Question: Compare the cardinality between the sets $\Bbb R$ and $\Bbb N^{\Bbb N}$ I was comparing the sets $\mathbb{N}^{\mathbb{N}}$ and $\mathbb{R}$ for a fun practice because I didn't know at first that $\mathbb{N}^{\mathbb{N}}$ was uncountable. But how can I compare two uncountable sets and see which has the larger cardinality?
 A: A way to approach this might be to show that $\mathbb{R}$ and $\lbrace0,1\rbrace^{\mathbb{N}}$ have the same cardinality, and then find a way to compare the cardinality of $\lbrace0,1\rbrace^{\mathbb{N}}$ and $\mathbb{N}^{\mathbb{N}}$ (which seems to be easier).
The intuition is that the base-2 representation of any real nomber can be considered as an element of $\lbrace0,1\rbrace^{\mathbb{N}}$.
(But you'll see that in practice, althought we intuitively understand why $\mathbb{R}$ and $\lbrace0,1\rbrace^{\mathbb{N}}$ have the same cardinality, it's not that simple to build a bijection between the 2 and requires a good amount of work.)
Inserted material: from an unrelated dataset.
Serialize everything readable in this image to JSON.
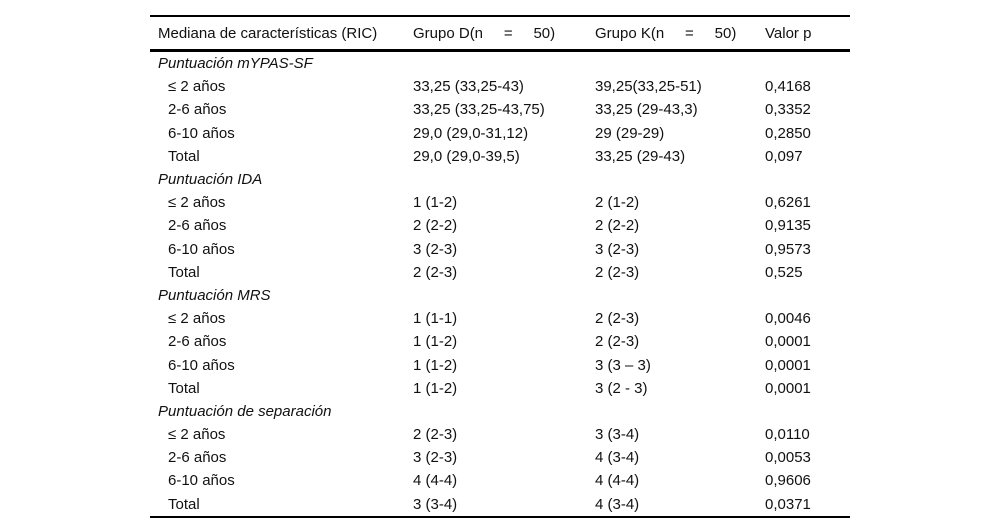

Just a suggestion thought.
A: Here's an explicit bijection $f$ from $\mathbb N^{\mathbb N}$ to the half-open interval $[0,1)$ of the real line. I'll write elements of $\mathbb N^{\mathbb N}$ as infinite sequences of natural numbers, and I'll adopt the convention that $0\in\mathbb N$. Define $f(a_0,a_1,a_2,\dots)$ to be the real number with binary expansion
$$
.\underbrace{11\cdots1}_{a_0\text{ ones}}0 \underbrace{11\cdots1}_{a_1\text{ ones}}0 
\underbrace{11\cdots1}_{a_2\text{ ones}}0\cdots.
$$
Notice that, although some numbers have two binary expansions, one ending with all zeros and one ending with all ones, only the former will be produced by $f$, so $f$ is one-to-one. Its image clearly consists of all reals in the unit interval, including the endpoint $0=f(0,0,0,\dots)$ but excluding the endpoint $1$.
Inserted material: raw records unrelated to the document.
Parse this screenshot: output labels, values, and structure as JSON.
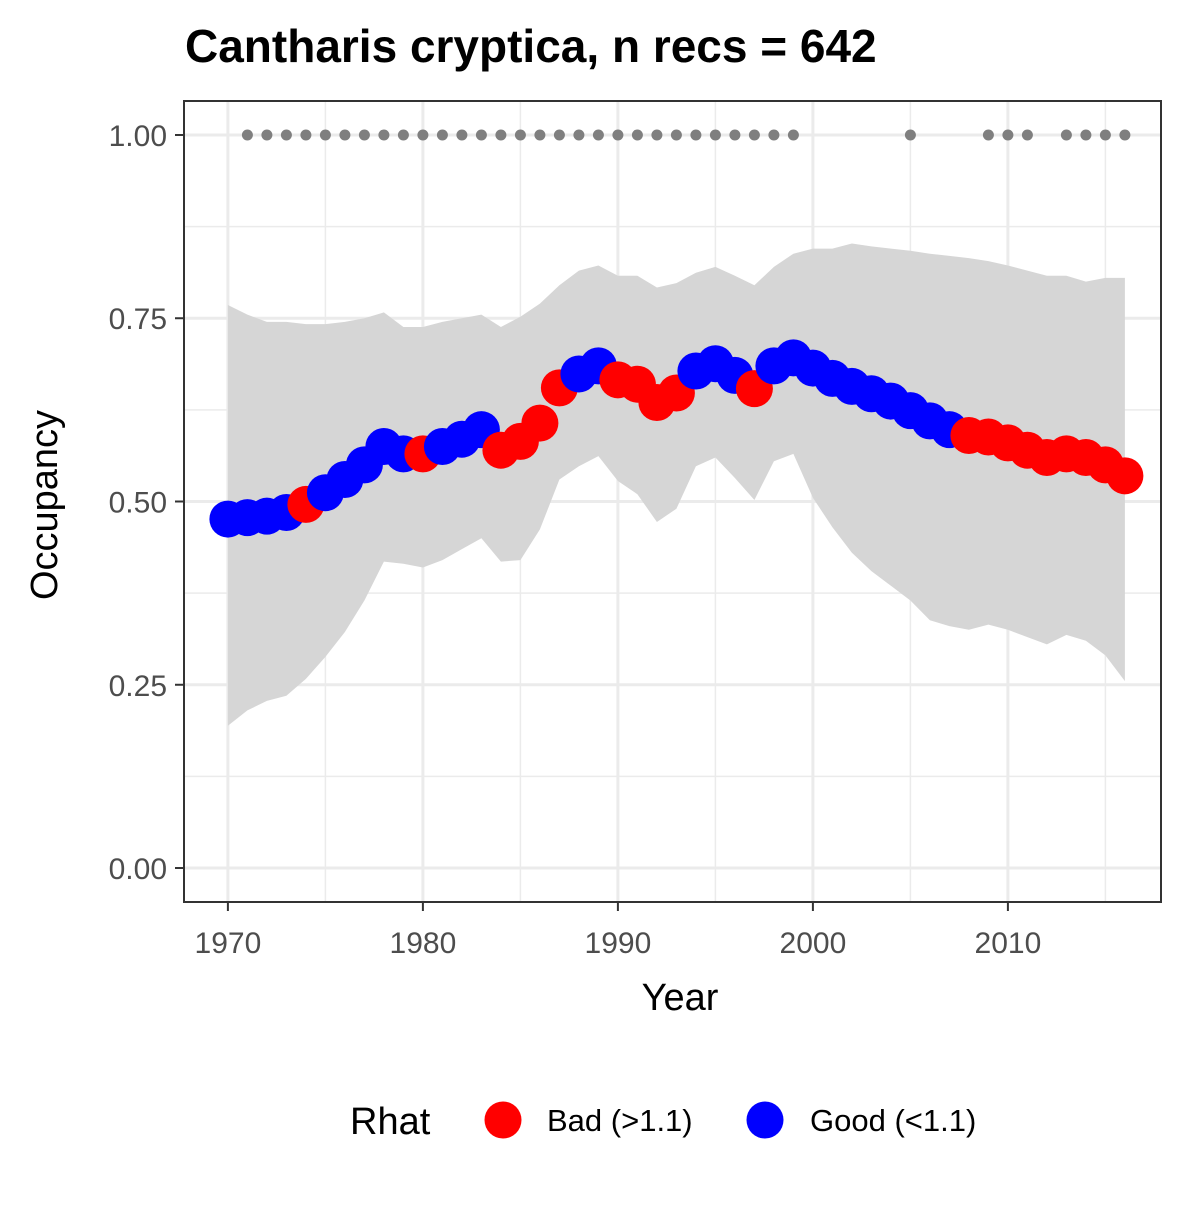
{
  "chart_data": {
    "type": "scatter",
    "title": "Cantharis cryptica, n recs = 642",
    "xlabel": "Year",
    "ylabel": "Occupancy",
    "xlim": [
      1967.8,
      2017.8
    ],
    "ylim": [
      -0.045,
      1.045
    ],
    "x_ticks": [
      1970,
      1980,
      1990,
      2000,
      2010
    ],
    "x_tick_labels": [
      "1970",
      "1980",
      "1990",
      "2000",
      "2010"
    ],
    "y_ticks": [
      0,
      0.25,
      0.5,
      0.75,
      1.0
    ],
    "y_tick_labels": [
      "0.00",
      "0.25",
      "0.50",
      "0.75",
      "1.00"
    ],
    "grid": true,
    "legend": {
      "title": "Rhat",
      "position": "bottom",
      "entries": [
        {
          "label": "Bad (>1.1)",
          "color": "#ff0000"
        },
        {
          "label": "Good (<1.1)",
          "color": "#0000ff"
        }
      ]
    },
    "colors": {
      "bad": "#ff0000",
      "good": "#0000ff",
      "ribbon": "#d6d6d6",
      "record_dots": "#7f7f7f",
      "grid": "#ebebeb",
      "panel_border": "#333333"
    },
    "series": [
      {
        "x": [
          1970,
          1971,
          1972,
          1973,
          1974,
          1975,
          1976,
          1977,
          1978,
          1979,
          1980,
          1981,
          1982,
          1983,
          1984,
          1985,
          1986,
          1987,
          1988,
          1989,
          1990,
          1991,
          1992,
          1993,
          1994,
          1995,
          1996,
          1997,
          1998,
          1999,
          2000,
          2001,
          2002,
          2003,
          2004,
          2005,
          2006,
          2007,
          2008,
          2009,
          2010,
          2011,
          2012,
          2013,
          2014,
          2015,
          2016
        ],
        "y": [
          0.476,
          0.478,
          0.48,
          0.485,
          0.496,
          0.512,
          0.53,
          0.55,
          0.575,
          0.565,
          0.565,
          0.575,
          0.585,
          0.598,
          0.57,
          0.582,
          0.607,
          0.655,
          0.674,
          0.685,
          0.666,
          0.66,
          0.635,
          0.648,
          0.678,
          0.688,
          0.672,
          0.654,
          0.685,
          0.696,
          0.682,
          0.668,
          0.657,
          0.647,
          0.637,
          0.624,
          0.61,
          0.598,
          0.59,
          0.588,
          0.58,
          0.57,
          0.56,
          0.565,
          0.56,
          0.55,
          0.535
        ],
        "rhat": [
          "good",
          "good",
          "good",
          "good",
          "bad",
          "good",
          "good",
          "good",
          "good",
          "good",
          "bad",
          "good",
          "good",
          "good",
          "bad",
          "bad",
          "bad",
          "bad",
          "good",
          "good",
          "bad",
          "bad",
          "bad",
          "bad",
          "good",
          "good",
          "good",
          "bad",
          "good",
          "good",
          "good",
          "good",
          "good",
          "good",
          "good",
          "good",
          "good",
          "good",
          "bad",
          "bad",
          "bad",
          "bad",
          "bad",
          "bad",
          "bad",
          "bad",
          "bad"
        ],
        "ci_upper": [
          0.768,
          0.755,
          0.745,
          0.745,
          0.742,
          0.742,
          0.745,
          0.75,
          0.758,
          0.738,
          0.738,
          0.745,
          0.75,
          0.755,
          0.738,
          0.752,
          0.77,
          0.795,
          0.815,
          0.822,
          0.808,
          0.808,
          0.792,
          0.798,
          0.812,
          0.82,
          0.808,
          0.795,
          0.82,
          0.838,
          0.845,
          0.845,
          0.852,
          0.848,
          0.845,
          0.842,
          0.838,
          0.835,
          0.832,
          0.828,
          0.822,
          0.815,
          0.808,
          0.808,
          0.8,
          0.805,
          0.805
        ],
        "ci_lower": [
          0.194,
          0.215,
          0.228,
          0.235,
          0.258,
          0.288,
          0.322,
          0.365,
          0.418,
          0.415,
          0.41,
          0.42,
          0.435,
          0.45,
          0.418,
          0.42,
          0.462,
          0.53,
          0.548,
          0.562,
          0.528,
          0.51,
          0.472,
          0.49,
          0.548,
          0.56,
          0.532,
          0.502,
          0.555,
          0.565,
          0.505,
          0.465,
          0.43,
          0.405,
          0.385,
          0.365,
          0.338,
          0.33,
          0.325,
          0.332,
          0.325,
          0.315,
          0.305,
          0.318,
          0.31,
          0.29,
          0.255
        ]
      }
    ],
    "record_years": [
      1971,
      1972,
      1973,
      1974,
      1975,
      1976,
      1977,
      1978,
      1979,
      1980,
      1981,
      1982,
      1983,
      1984,
      1985,
      1986,
      1987,
      1988,
      1989,
      1990,
      1991,
      1992,
      1993,
      1994,
      1995,
      1996,
      1997,
      1998,
      1999,
      2005,
      2009,
      2010,
      2011,
      2013,
      2014,
      2015,
      2016
    ]
  }
}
To get an explicit bijection from $\mathbb N^{\mathbb N}$ to all of $\mathbb R$ rather than just the unit interval, combine $f$ with your favorite bijection $g:\mathbb N\to\mathbb Z$, and send $(b_0b_1,b_2,\dots)$ to $g(b_0)+f(b_1,b_2,b_3,\dots)$.
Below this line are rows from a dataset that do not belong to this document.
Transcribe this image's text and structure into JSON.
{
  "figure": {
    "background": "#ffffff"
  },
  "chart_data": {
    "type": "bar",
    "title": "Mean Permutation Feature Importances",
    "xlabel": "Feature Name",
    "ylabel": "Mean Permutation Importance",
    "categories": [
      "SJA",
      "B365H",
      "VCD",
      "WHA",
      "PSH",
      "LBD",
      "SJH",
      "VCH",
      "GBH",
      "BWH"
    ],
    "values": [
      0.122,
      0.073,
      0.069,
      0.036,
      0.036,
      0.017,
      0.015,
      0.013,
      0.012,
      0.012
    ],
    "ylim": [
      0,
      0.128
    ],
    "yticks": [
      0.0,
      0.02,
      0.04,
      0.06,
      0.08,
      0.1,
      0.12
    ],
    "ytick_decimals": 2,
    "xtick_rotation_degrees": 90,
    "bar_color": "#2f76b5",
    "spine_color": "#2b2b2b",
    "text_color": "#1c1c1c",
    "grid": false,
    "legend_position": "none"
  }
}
A: $\mathbb{N}^\mathbb{N}$ is indeed not countable, as it includes a representation of $2^\mathbb{N}$,
the power set of $\mathbb{N}$, and power sets have a larger cardinality than the base set.
The continuum hypothesis is that there is no cardinality between the one of $\mathbb{N}$ and the one of $\mathbb{R}$, so 
$$
\DeclareMathOperator{card}{card}
\card(\mathbb{N}) = \aleph_0
< \card(2^\mathbb{N}) 
= \card(\mathbb{N}^\mathbb{N})
= \card(\mathbb{R})
= \mathfrak{c}
$$
if one accepts the CH.
A: Given two sets $A$ and $B$, if you have a bijection $f:A \rightarrow B$ then we say that they have the same cardinality. If $f$ is an injection then this tells us that $|A| \leq |B|$ where, for any $X$, $|X|$ represents the cardinality of $X$.
So, to answer your question, to show that say, $|A| < |B|$, we need to show that there is an injection $f \rightarrow B$ this is often not too difficult but we also need to show that there is no injection $g: B \rightarrow A$. This is usually a bit harder.
When we show that the reals are bigger than the natural numbers we use the diagonal argument to show that no such injection exists although I realise this example doesn't quite work as you asked about uncountable sets but the same principle applies: it's hard to show that an injection does not exist. It's a bit like in topology when, to show that two spaces are not equivalent, we have to show that no homeomorphism exists (that is why topological invariants are so useful in topology, they help with this.